Blog Farmácia Postado no dia: 23 outubro, 2023

As Associações podem realizar o cultivo do Cannabis para fins medicinais?

Em decisão do STF, foi declarado o direito de Associação efetuar o cultivo e a manipulação da Cannabis exclusivamente para fins medicinais e para destinação a pacientes associados a ela ou a dependentes destes que demonstrem a necessidade do uso do extrato, nos termos da fundamentação.

Na decisão o Ministro justificou que a Convenção Única sobre Entorpecentes de 1961, promulgada pelo Decreto n. 54.216/1964, reconheceu que a toxicomania é um grave mal e constitui um perigo social e econômico para a humanidade, devendo haver uma ação conjunta e universal para reprimir o uso ilícito de entorpecentes. No entanto, em seu preâmbulo, previu “que o uso médico dos entorpecentes continua indispensável para o alívio da dor e do sofrimento e que medidas adequadas devem ser tomadas para garantir a disponibilidade de entorpecentes para tais fins”. Nessa mesma linha caminhou a Convenção sobre Substâncias Psicotrópicas de 1971, promulgada no Brasil pelo Decreto n. 79.388/1977, que, apesar de demonstrar preocupação com os problemas sociais e de saúde pública que resultam do abuso de substâncias psicotrópicas, exigindo medidas rigorosas para restringir o seu uso e para combater o tráfico ilícito, também expressamente reconheceu, em seu preâmbulo, “que o uso de substâncias psicotrópicas para fins médicos e científicos é indispensável, e que a disponibilidade daquelas para esses fins não deve ser indevidamente restringida”. A própria Lei n. 11.343/2006 (Lei de Drogas) preconizou, em seu art. 2º, parágrafo único, a possibilidade de a União autorizar “o plantio, a cultura e a colheita dos vegetais referidos no caput deste artigo, exclusivamente para fins medicinais ou científicos, em local e prazo predeterminados, mediante fiscalização, respeitadas as ressalvas supramencionadas”. Os vegetais referidos no caput são aqueles dos quais possam ser extraídas ou produzidas drogas.

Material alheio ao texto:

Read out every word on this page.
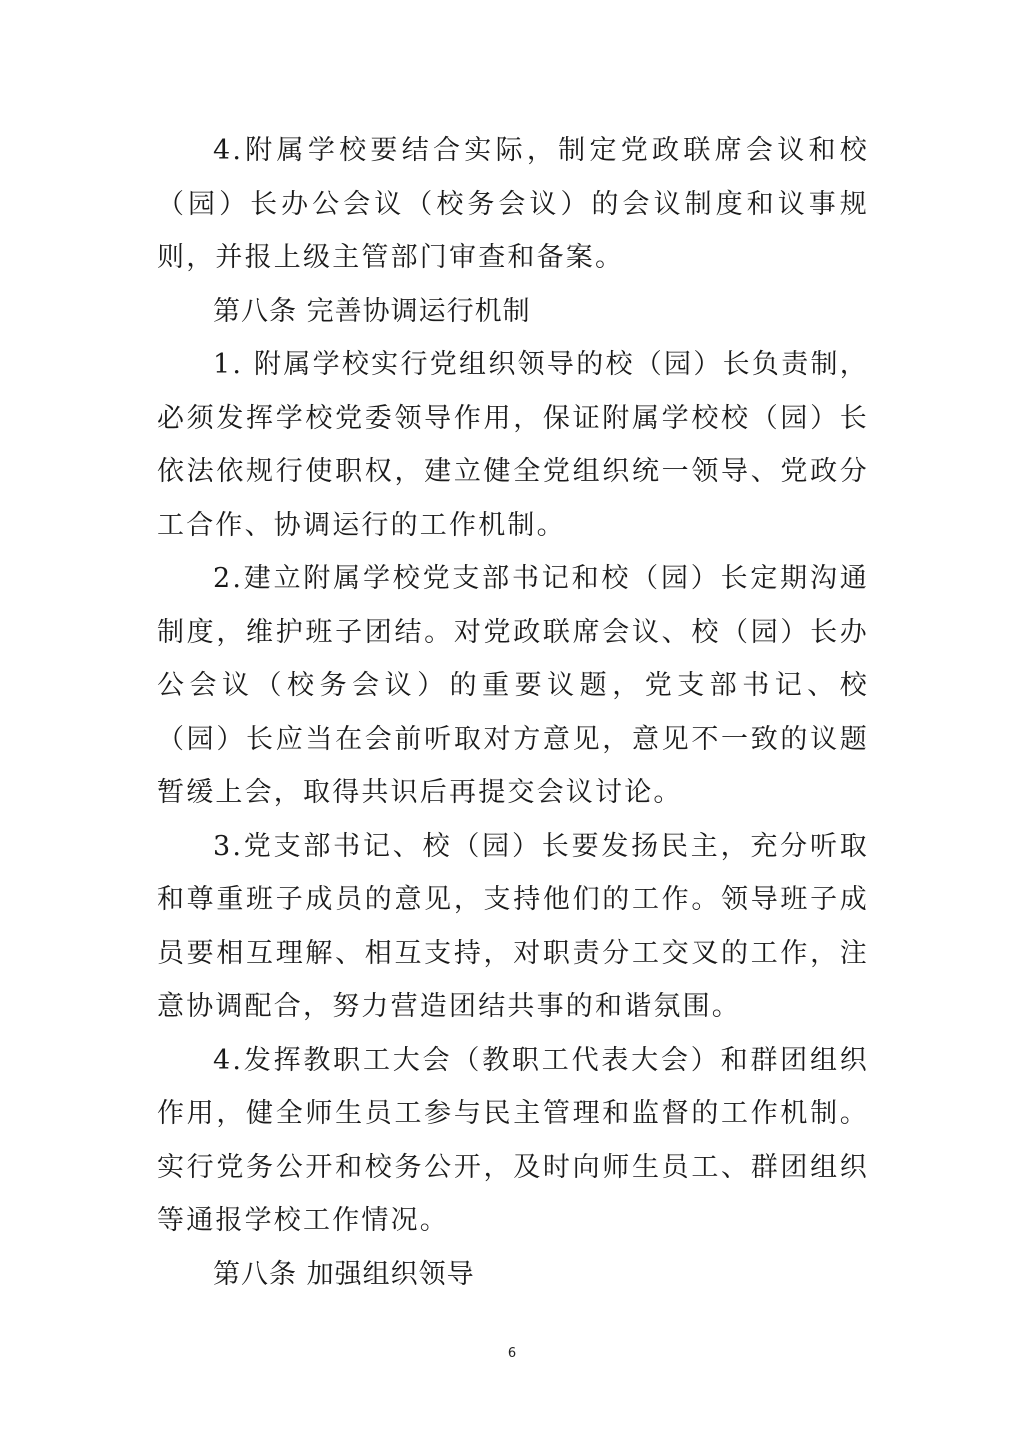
4.附属学校要结合实际，制定党政联席会议和校（园）长办公会议（校务会议）的会议制度和议事规则，并报上级主管部门审查和备案。

第八条 完善协调运行机制

1. 附属学校实行党组织领导的校（园）长负责制，必须发挥学校党委领导作用，保证附属学校校（园）长依法依规行使职权，建立健全党组织统一领导、党政分工合作、协调运行的工作机制。

2.建立附属学校党支部书记和校（园）长定期沟通制度，维护班子团结。对党政联席会议、校（园）长办公会议（校务会议）的重要议题，党支部书记、校（园）长应当在会前听取对方意见，意见不一致的议题暂缓上会，取得共识后再提交会议讨论。

3.党支部书记、校（园）长要发扬民主，充分听取和尊重班子成员的意见，支持他们的工作。领导班子成员要相互理解、相互支持，对职责分工交叉的工作，注意协调配合，努力营造团结共事的和谐氛围。

4.发挥教职工大会（教职工代表大会）和群团组织作用，健全师生员工参与民主管理和监督的工作机制。实行党务公开和校务公开，及时向师生员工、群团组织等通报学校工作情况。

第八条 加强组织领导

6
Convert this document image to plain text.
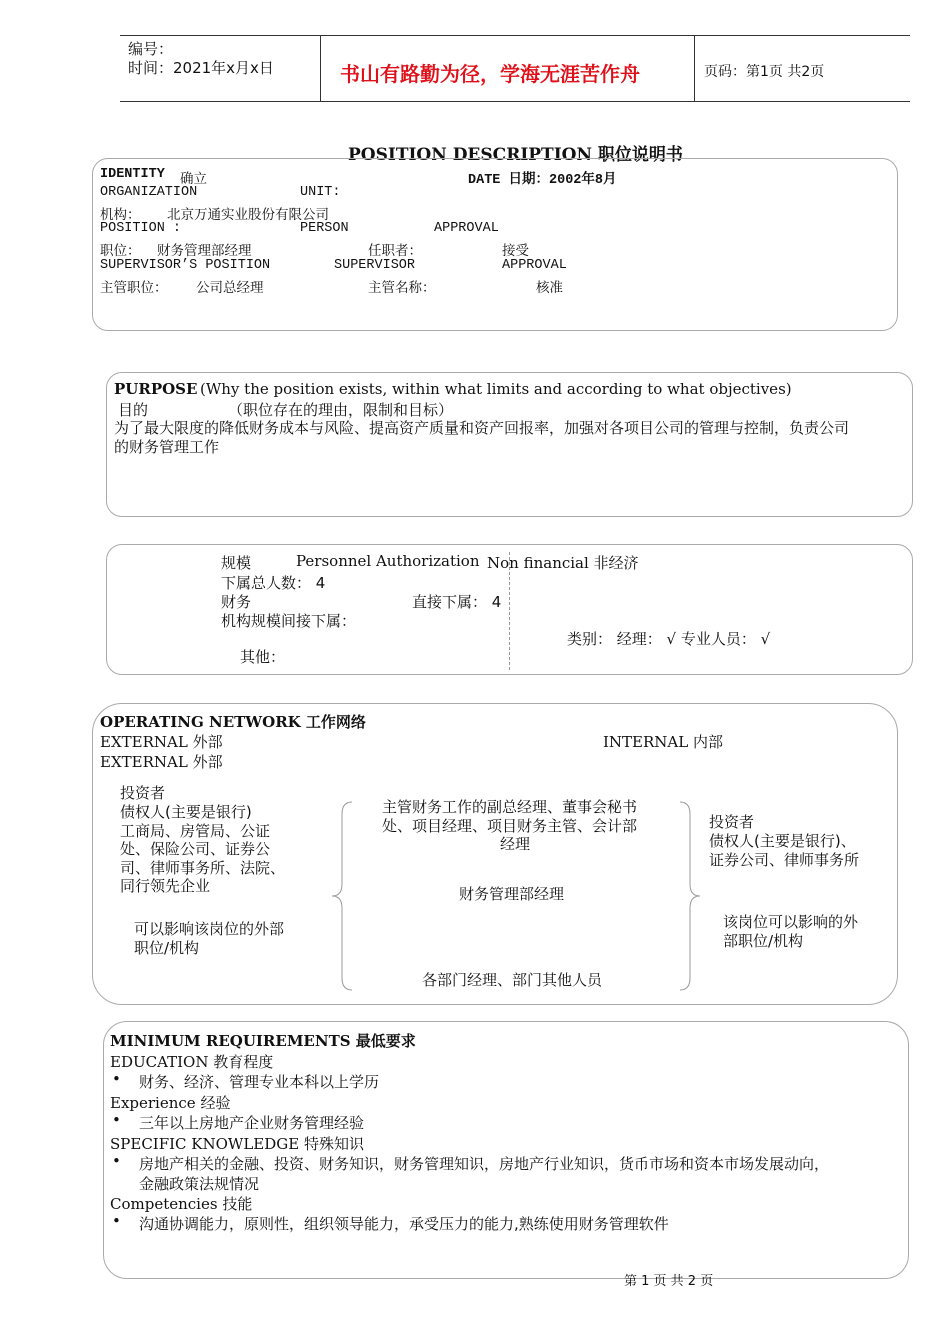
编号：
时间：2021年x月x日	书山有路勤为径，学海无涯苦作舟	页码：第1页 共2页
POSITION DESCRIPTION 职位说明书
IDENTITY 确立	DATE 日期：2002年8月
ORGANIZATION	UNIT:
机构： 北京万通实业股份有限公司
POSITION :	PERSON	APPROVAL
职位： 财务管理部经理	任职者：	接受
SUPERVISOR’S POSITION	SUPERVISOR	APPROVAL
主管职位： 公司总经理	主管名称：	核准
PURPOSE (Why the position exists, within what limits and according to what objectives)
目的	（职位存在的理由，限制和目标）
为了最大限度的降低财务成本与风险、提高资产质量和资产回报率，加强对各项目公司的管理与控制，负责公司
的财务管理工作
规模	Personnel Authorization Non financial 非经济
下属总人数： 4
财务	直接下属： 4
机构规模间接下属：
类别： 经理： √ 专业人员： √
其他：
OPERATING NETWORK 工作网络
EXTERNAL 外部	INTERNAL 内部
EXTERNAL 外部
投资者
债权人(主要是银行)
工商局、房管局、公证
处、保险公司、证券公
司、律师事务所、法院、
同行领先企业
可以影响该岗位的外部
职位/机构
主管财务工作的副总经理、董事会秘书
处、项目经理、项目财务主管、会计部
经理
财务管理部经理
各部门经理、部门其他人员
投资者
债权人(主要是银行)、
证券公司、律师事务所
该岗位可以影响的外
部职位/机构
MINIMUM REQUIREMENTS 最低要求
EDUCATION 教育程度
• 财务、经济、管理专业本科以上学历
Experience 经验
• 三年以上房地产企业财务管理经验
SPECIFIC KNOWLEDGE 特殊知识
• 房地产相关的金融、投资、财务知识，财务管理知识，房地产行业知识，货币市场和资本市场发展动向，
金融政策法规情况
Competencies 技能
• 沟通协调能力，原则性，组织领导能力，承受压力的能力,熟练使用财务管理软件
第 1 页 共 2 页
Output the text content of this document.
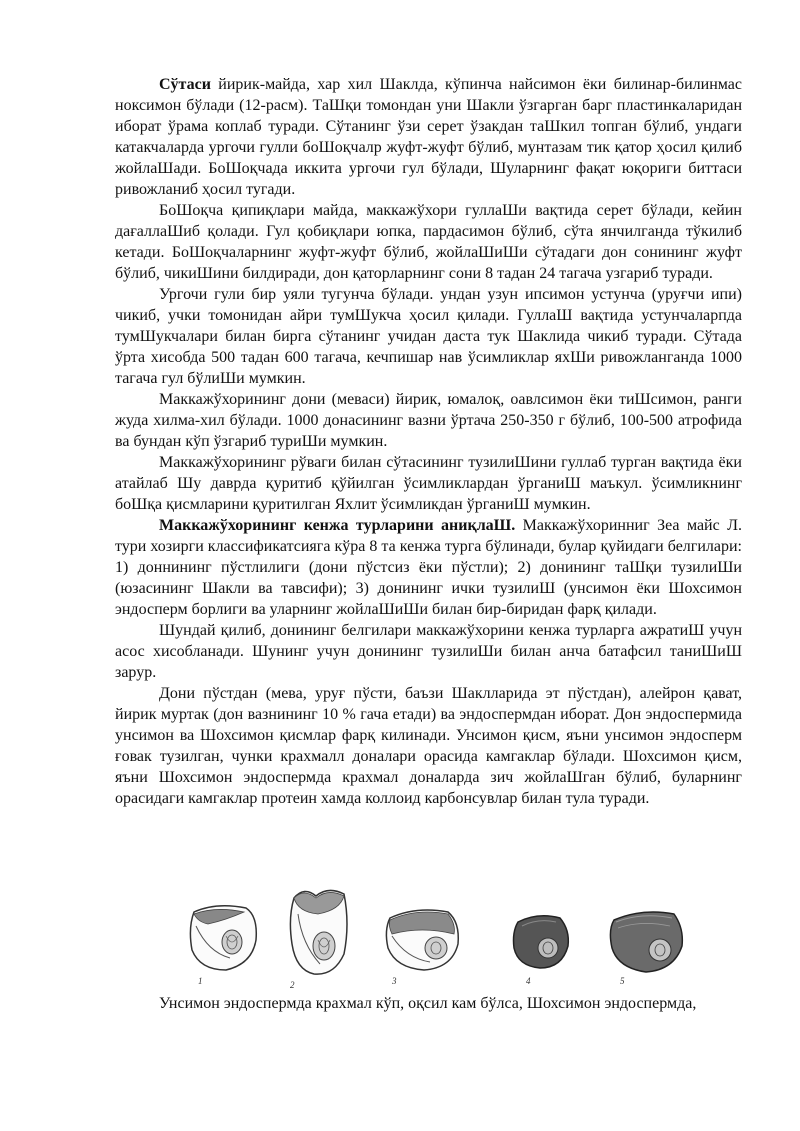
Сўтаси йирик-майда, хар хил Шаклда, кўпинча найсимон ёки билинар-билинмас ноксимон бўлади (12-расм). ТаШқи томондан уни Шакли ўзгарган барг пластинкаларидан иборат ўрама коплаб туради. Сўтанинг ўзи серет ўзакдан таШкил топган бўлиб, ундаги катакчаларда ургочи гулли боШоқчалр жуфт-жуфт бўлиб, мунтазам тик қатор ҳосил қилиб жойлаШади. БоШоқчада иккита ургочи гул бўлади, Шуларнинг фақат юқориги биттаси ривожланиб ҳосил тугади.

БоШоқча қипиқлари майда, маккажўхори гуллаШи вақтида серет бўлади, кейин дағаллаШиб қолади. Гул қобиқлари юпка, пардасимон бўлиб, сўта янчилганда тўкилиб кетади. БоШоқчаларнинг жуфт-жуфт бўлиб, жойлаШиШи сўтадаги дон сонининг жуфт бўлиб, чикиШини билдиради, дон қаторларнинг сони 8 тадан 24 тагача узгариб туради.

Ургочи гули бир уяли тугунча бўлади. ундан узун ипсимон устунча (уруғчи ипи) чикиб, учки томонидан айри тумШукча ҳосил қилади. ГуллаШ вақтида устунчаларпда тумШукчалари билан бирга сўтанинг учидан даста тук Шаклида чикиб туради. Сўтада ўрта хисобда 500 тадан 600 тагача, кечпишар нав ўсимликлар яхШи ривожланганда 1000 тагача гул бўлиШи мумкин.

Маккажўхорининг дони (меваси) йирик, юмалоқ, оавлсимон ёки тиШсимон, ранги жуда хилма-хил бўлади. 1000 донасининг вазни ўртача 250-350 г бўлиб, 100-500 атрофида ва бундан кўп ўзгариб туриШи мумкин.

Маккажўхорининг рўваги билан сўтасининг тузилиШини гуллаб турган вақтида ёки атайлаб Шу даврда қуритиб қўйилган ўсимликлардан ўрганиШ маъкул. ўсимликнинг боШқа қисмларини қуритилган Яхлит ўсимликдан ўрганиШ мумкин.

Маккажўхорининг кенжа турларини аниқлаШ. Маккажўхоринниг Зеа майс Л. тури хозирги классификатсияга кўра 8 та кенжа турга бўлинади, булар қуйидаги белгилари: 1) доннининг пўстлилиги (дони пўстсиз ёки пўстли); 2) донининг таШқи тузилиШи (юзасининг Шакли ва тавсифи); 3) донининг ички тузилиШ (унсимон ёки Шохсимон эндосперм борлиги ва уларнинг жойлаШиШи билан бир-биридан фарқ қилади.

Шундай қилиб, донининг белгилари маккажўхорини кенжа турларга ажратиШ учун асос хисобланади. Шунинг учун донининг тузилиШи билан анча батафсил таниШиШ зарур.

Дони пўстдан (мева, уруғ пўсти, баъзи Шаклларида эт пўстдан), алейрон қават, йирик муртак (дон вазнининг 10 % гача етади) ва эндоспермдан иборат. Дон эндоспермида унсимон ва Шохсимон қисмлар фарқ килинади. Унсимон қисм, яъни унсимон эндосперм ғовак тузилган, чунки крахмалл доналари орасида камгаклар бўлади. Шохсимон қисм, яъни Шохсимон эндоспермда крахмал доналарда зич жойлаШган бўлиб, буларнинг орасидаги камгаклар протеин хамда коллоид карбонсувлар билан тула туради.

1	2	3	4	5

Унсимон эндоспермда крахмал кўп, оқсил кам бўлса, Шохсимон эндоспермда,
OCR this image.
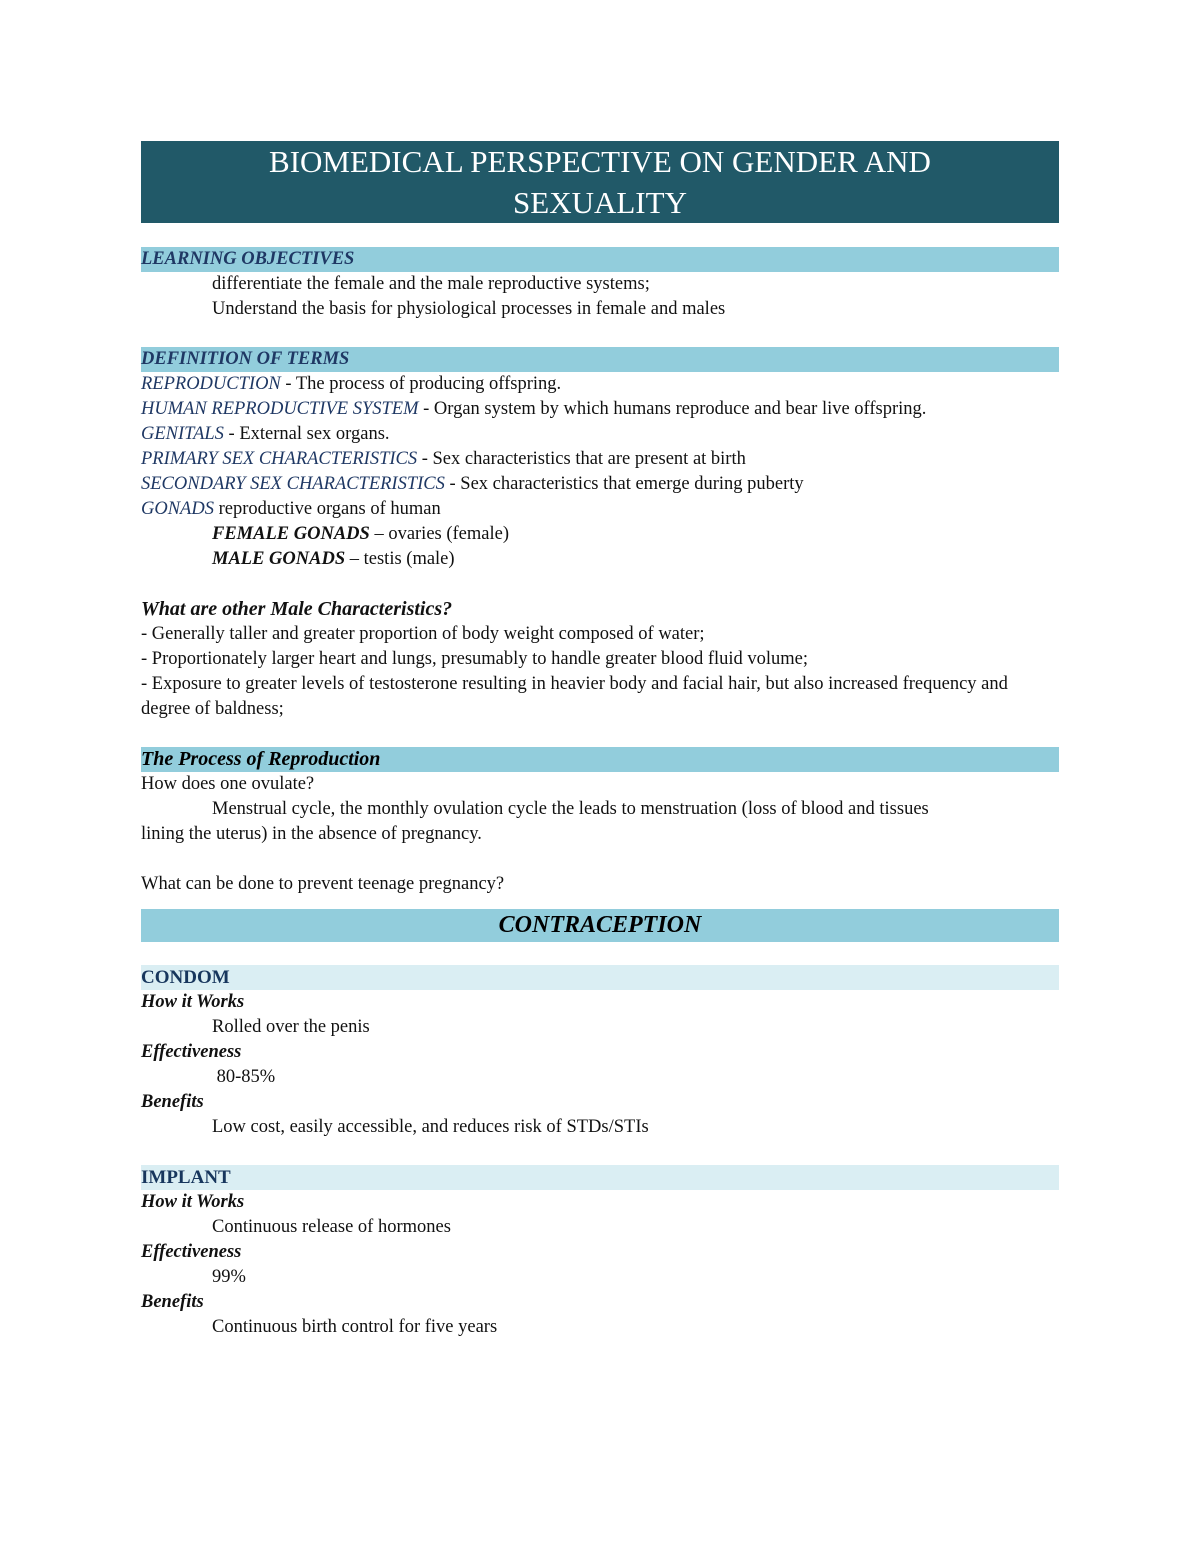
BIOMEDICAL PERSPECTIVE ON GENDER AND
SEXUALITY
LEARNING OBJECTIVES
differentiate the female and the male reproductive systems;
Understand the basis for physiological processes in female and males
DEFINITION OF TERMS
REPRODUCTION - The process of producing offspring.
HUMAN REPRODUCTIVE SYSTEM - Organ system by which humans reproduce and bear live offspring.
GENITALS - External sex organs.
PRIMARY SEX CHARACTERISTICS - Sex characteristics that are present at birth
SECONDARY SEX CHARACTERISTICS - Sex characteristics that emerge during puberty
GONADS reproductive organs of human
FEMALE GONADS – ovaries (female)
MALE GONADS – testis (male)
What are other Male Characteristics?
- Generally taller and greater proportion of body weight composed of water;
- Proportionately larger heart and lungs, presumably to handle greater blood fluid volume;
- Exposure to greater levels of testosterone resulting in heavier body and facial hair, but also increased frequency and degree of baldness;
The Process of Reproduction
How does one ovulate?
Menstrual cycle, the monthly ovulation cycle the leads to menstruation (loss of blood and tissues
lining the uterus) in the absence of pregnancy.
What can be done to prevent teenage pregnancy?
CONTRACEPTION
CONDOM
How it Works
Rolled over the penis
Effectiveness
80-85%
Benefits
Low cost, easily accessible, and reduces risk of STDs/STIs
IMPLANT
How it Works
Continuous release of hormones
Effectiveness
99%
Benefits
Continuous birth control for five years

A própria legislação que proíbe o cultivo da Cannabis abriu exceção quando esse cultivo for destinado a fins terapêuticos, ficando o Estado responsável por adotar as medidas necessárias e adequadas para a fiscalização tanto da atividade de plantio quanto de colheita e extração das substâncias que servirão para fins medicamentosos, de forma a evitar que essa atividade desborde da sua finalidade social.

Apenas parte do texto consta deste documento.